Let $\frak{g}$ be a finite dimensional Lie algebra over an algebraically closed field, $k$, of characteristic $0$.
Suppose that $I \triangleleft \frak{g}$ is an ideal of co-dimension $1$, and that $\{0\} \neq I \cap Z(\frak{g})$.
Moreover, define $cen(I) = \{g \in \frak{g} : \forall$ $x \in I, [x,g] =0\}$.
Prove that $[\frak{g}$$,cen(I)] \neq cen(I)$.
Where I'm at:
First, it can be easily shown that $cen(I)$ is an ideal itself, and hence we get that $[\frak{g}$$,cen(I)] \subset cen(I)$. So we must show that the inclusion is strict.
Since $I$ is of co-dimension $1$ we have that $[\frak{g},g] \subset$ $I$. Therefore $[\frak{g}$$,cen(I)] \subset I$.
Clearly, if $Z(\frak{g})$ isn't contained in $I$ we can write that $\frak{g} =$ $kx_0 \oplus I$ for $x_0 \in Z(\frak{g})$. This gives $[\frak{g}$$,cen(I)] = [kx_0 \oplus I, cen(I)] = 0$ and we'd be done, since $I \cap Z(\frak{g})$ is non-zero and is contained in $cen(I)$.
Thus we can assume: $\{0\} \neq Z(\frak{g}) \subset$ $I$.
Here I got stuck; I was trying to use Lie's lemma, and find a functional that is non zero on $cen(I)$, and has a common eigenvector. This would give the required inequality. However it is not clear to me how I may do so.
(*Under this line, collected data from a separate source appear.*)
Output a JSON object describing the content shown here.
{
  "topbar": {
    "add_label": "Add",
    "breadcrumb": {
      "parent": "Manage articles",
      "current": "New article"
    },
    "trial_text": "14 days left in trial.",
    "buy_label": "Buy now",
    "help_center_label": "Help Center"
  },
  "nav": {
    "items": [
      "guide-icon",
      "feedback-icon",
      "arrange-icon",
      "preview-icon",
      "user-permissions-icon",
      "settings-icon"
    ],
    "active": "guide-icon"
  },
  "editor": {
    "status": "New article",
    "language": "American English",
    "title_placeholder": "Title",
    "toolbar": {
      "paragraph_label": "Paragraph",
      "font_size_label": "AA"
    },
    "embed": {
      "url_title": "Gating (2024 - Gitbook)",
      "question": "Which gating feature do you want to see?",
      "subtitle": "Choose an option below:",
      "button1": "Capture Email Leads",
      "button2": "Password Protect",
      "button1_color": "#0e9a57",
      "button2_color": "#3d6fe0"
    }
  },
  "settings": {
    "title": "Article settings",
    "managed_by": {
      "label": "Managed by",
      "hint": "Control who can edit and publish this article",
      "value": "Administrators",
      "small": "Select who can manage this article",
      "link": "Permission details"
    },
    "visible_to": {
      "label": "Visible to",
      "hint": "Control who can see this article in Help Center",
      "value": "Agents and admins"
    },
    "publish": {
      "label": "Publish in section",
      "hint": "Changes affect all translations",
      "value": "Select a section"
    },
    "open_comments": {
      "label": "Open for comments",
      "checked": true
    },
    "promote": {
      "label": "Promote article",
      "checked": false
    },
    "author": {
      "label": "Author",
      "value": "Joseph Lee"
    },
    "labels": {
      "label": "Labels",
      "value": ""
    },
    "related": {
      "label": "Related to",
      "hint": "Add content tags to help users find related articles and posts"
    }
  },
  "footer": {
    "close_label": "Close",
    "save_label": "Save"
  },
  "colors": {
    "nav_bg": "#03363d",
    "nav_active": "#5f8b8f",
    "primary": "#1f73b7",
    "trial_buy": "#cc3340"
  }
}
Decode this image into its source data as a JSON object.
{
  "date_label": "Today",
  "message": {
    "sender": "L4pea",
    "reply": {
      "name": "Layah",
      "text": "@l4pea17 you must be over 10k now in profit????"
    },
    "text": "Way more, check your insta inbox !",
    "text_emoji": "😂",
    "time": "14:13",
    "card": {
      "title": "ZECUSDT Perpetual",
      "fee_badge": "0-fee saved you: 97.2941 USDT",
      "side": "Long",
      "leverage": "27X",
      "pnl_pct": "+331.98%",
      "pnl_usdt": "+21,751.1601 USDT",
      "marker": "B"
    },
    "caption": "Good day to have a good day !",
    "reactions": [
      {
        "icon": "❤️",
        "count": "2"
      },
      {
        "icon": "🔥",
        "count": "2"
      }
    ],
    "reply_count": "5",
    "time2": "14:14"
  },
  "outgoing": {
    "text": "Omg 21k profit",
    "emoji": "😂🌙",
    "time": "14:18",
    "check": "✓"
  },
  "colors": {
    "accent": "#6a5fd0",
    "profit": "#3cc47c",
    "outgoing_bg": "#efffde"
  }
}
Moreover, I'm having trouble interpreting the assumption that $\{0\} \neq I \cap Z(\frak{g})$
Any hints?
Let $x$ an element which is not in $I$, $[g,cen(I)]=[kx\oplus I,cen(I)]=[kx,cen(I)]$, this implies that $[g,cen(I)]$ is the image of the restriction of $ad_x$ defined by $ad_x(y)=[x,y]$ to $cen(I)$, but the kernel of the restriction of $ad_x$ to $cen(I)$ is not trivial since it contains $Z(I)$, thus $ad_x$ is not surjective and $[g,cen(I)]\neq cen(I)$.